A research team from the State Key Laboratory of Intelligent Manufacturing Equipment and Technology, Huazhong University of Science and Technology, and Optics Valley Laboratory, China, has developed a comprehensive femtosecond laser-acoustic modeling and simulation framework to advance nondestructive testing (NDT) of metal nanofilms.
The study, titled “Femtosecond Laser-Acoustic Modeling and Simulation for AlCu Nanofilm Nondestructive Testing”, was authored by Zhongyu Wang, Jing Min, Jing Hu, Zehan Wang, Xiuguo Chen, Zirong Tang, and Shiyuan Liu, and presents a major leap in photoacoustic detection technology—a technique vital for assessing the thickness, integrity, and defects in nanostructured materials used in electronics, optics, and material science.
Revolutionizing Ultrasonic Inspection at the Nanoscale
Photoacoustic detection has long been recognized for its precision in evaluating nanomaterials, yet most existing research has focused on picosecond and nanosecond laser systems. In contrast, femtosecond lasers, with their ultrashort pulse durations, offer unprecedented temporal and spatial resolution, enabling detailed insight into material behavior at the nanoscale.
However, the theoretical understanding of femtosecond laser-based photoacoustic NDT has been limited, with no complete physical model linking laser excitation to acoustic signal measurement. This gap has traditionally forced researchers to rely on empirical adjustments of laser parameters, resulting in lower efficiency and accuracy.
The team’s newly developed comprehensive physical model changes that. By combining the two-temperature model (TTM)—which differentiates between electron and lattice temperatures—with an acoustic wave generation and detection model, the researchers provide a holistic understanding of laser-induced acoustic dynamics in nanofilms.
Simulation and Experimental Validation
The simulation model, developed using finite difference and finite element methods, visualizes the complete ultrafast laser-material interaction process during femtosecond photoacoustic testing of AlCu nanofilms. It enables precise calculations of temperature fields, stress, and strain distributions, while also determining the damage threshold of the laser for AlCu materials.
By systematically varying key parameters—laser fluence, pulse duration, and wavelength—the team demonstrated how these factors influence detection performance.
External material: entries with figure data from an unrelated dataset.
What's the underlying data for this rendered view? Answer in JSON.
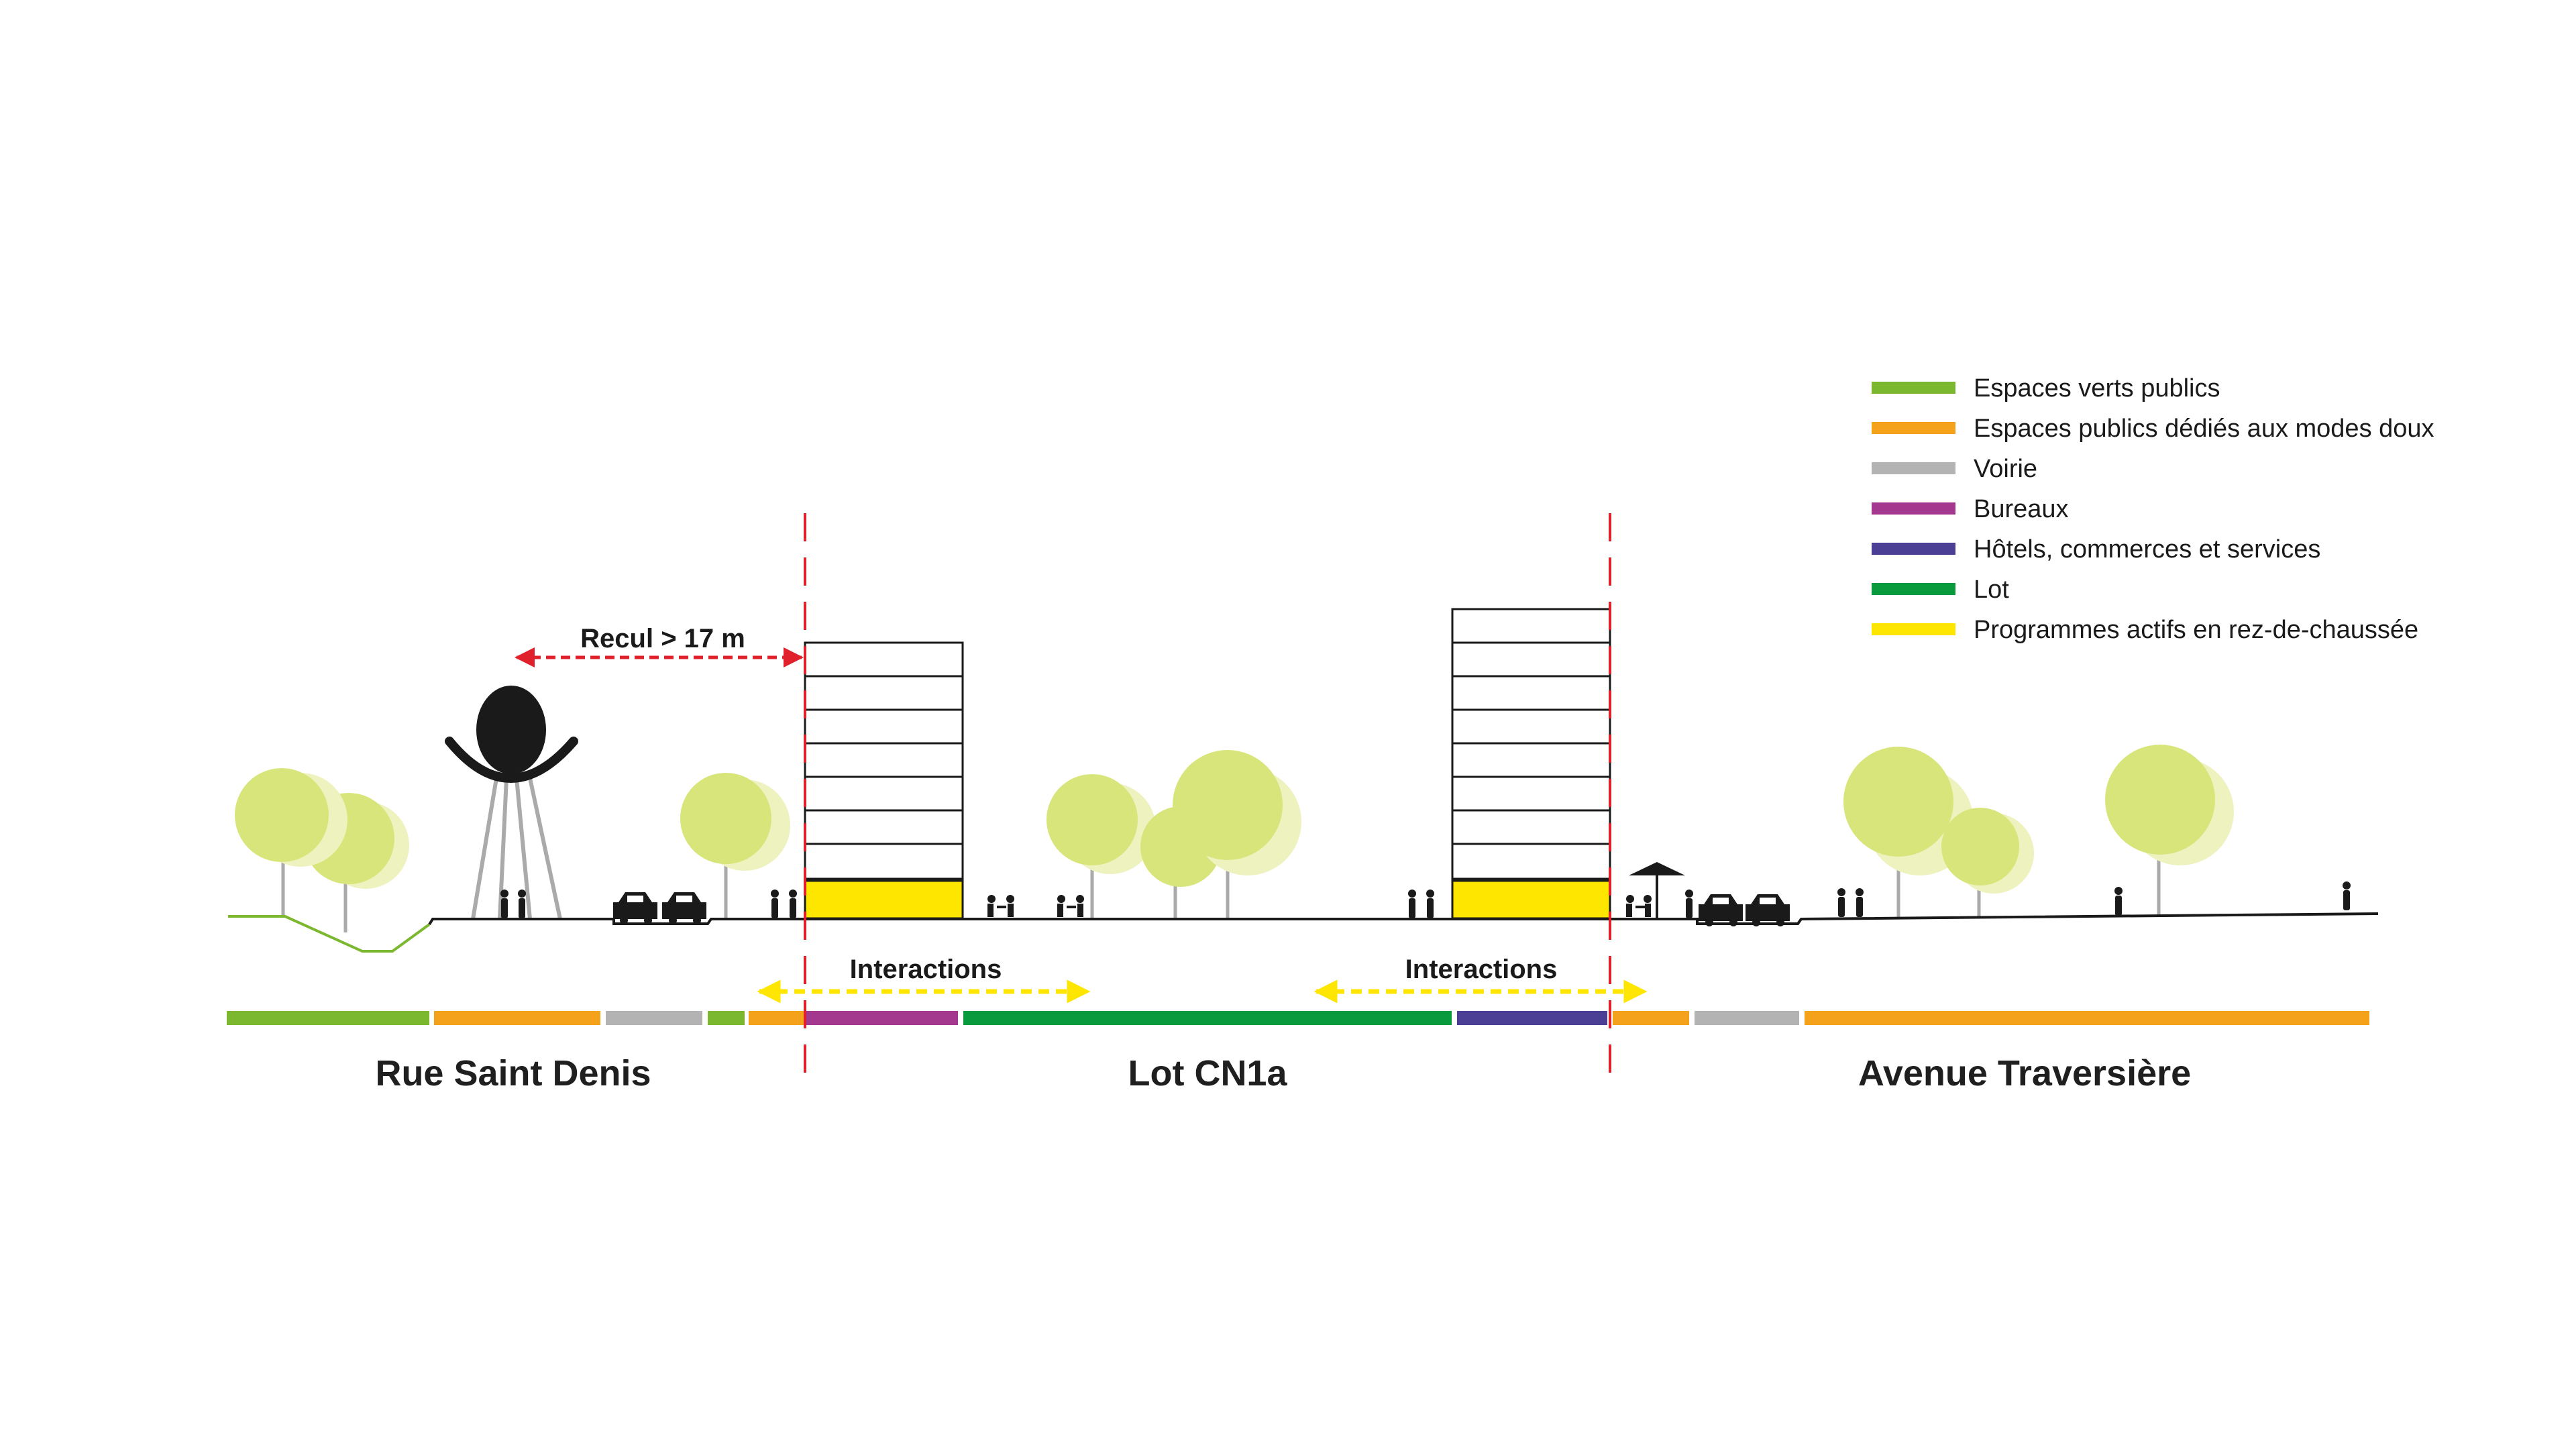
{
  "legend": [
    {
      "label": "Espaces verts publics",
      "color": "#7cb82f"
    },
    {
      "label": "Espaces publics dédiés aux modes doux",
      "color": "#f4a21c"
    },
    {
      "label": "Voirie",
      "color": "#b3b3b3"
    },
    {
      "label": "Bureaux",
      "color": "#a3388e"
    },
    {
      "label": "Hôtels, commerces et services",
      "color": "#4b3f95"
    },
    {
      "label": "Lot",
      "color": "#0a9a3e"
    },
    {
      "label": "Programmes actifs en rez-de-chaussée",
      "color": "#ffe600"
    }
  ],
  "annotations": {
    "setback": "Recul > 17 m",
    "interactions_left": "Interactions",
    "interactions_right": "Interactions"
  },
  "sections": {
    "left": "Rue Saint Denis",
    "center": "Lot CN1a",
    "right": "Avenue Traversière"
  },
  "colors": {
    "tree_front": "#d8e57a",
    "tree_back": "#eef2bf",
    "ground": "#1a1a1a",
    "setback_arrow": "#e0202a",
    "interaction_arrow": "#ffe600",
    "limit_line": "#e0202a"
  }
}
Experiments conducted on 500 nm-thick AlCu nanofilms validated the numerical predictions, with the results showing excellent agreement between simulation and experiment.
Implications for the Future of Nondestructive Testing
The research offers critical insights into optimizing laser parameters for improved photoacoustic signal quality and detection accuracy. The developed model provides a scientific foundation that eliminates the need for trial-and-error parameter tuning, thus improving efficiency, repeatability, and reliability in nanoscale nondestructive testing.
By bridging the gap between laser physics, thermal dynamics, and acoustic signal modeling, the study represents an important step toward next-generation NDT technologies that are capable of detecting minute defects and variations in advanced thin-film materials.
The findings have significant engineering and industrial implications, particularly in fields where precision and reliability are critical — such as semiconductor manufacturing, microelectronics, and advanced materials research.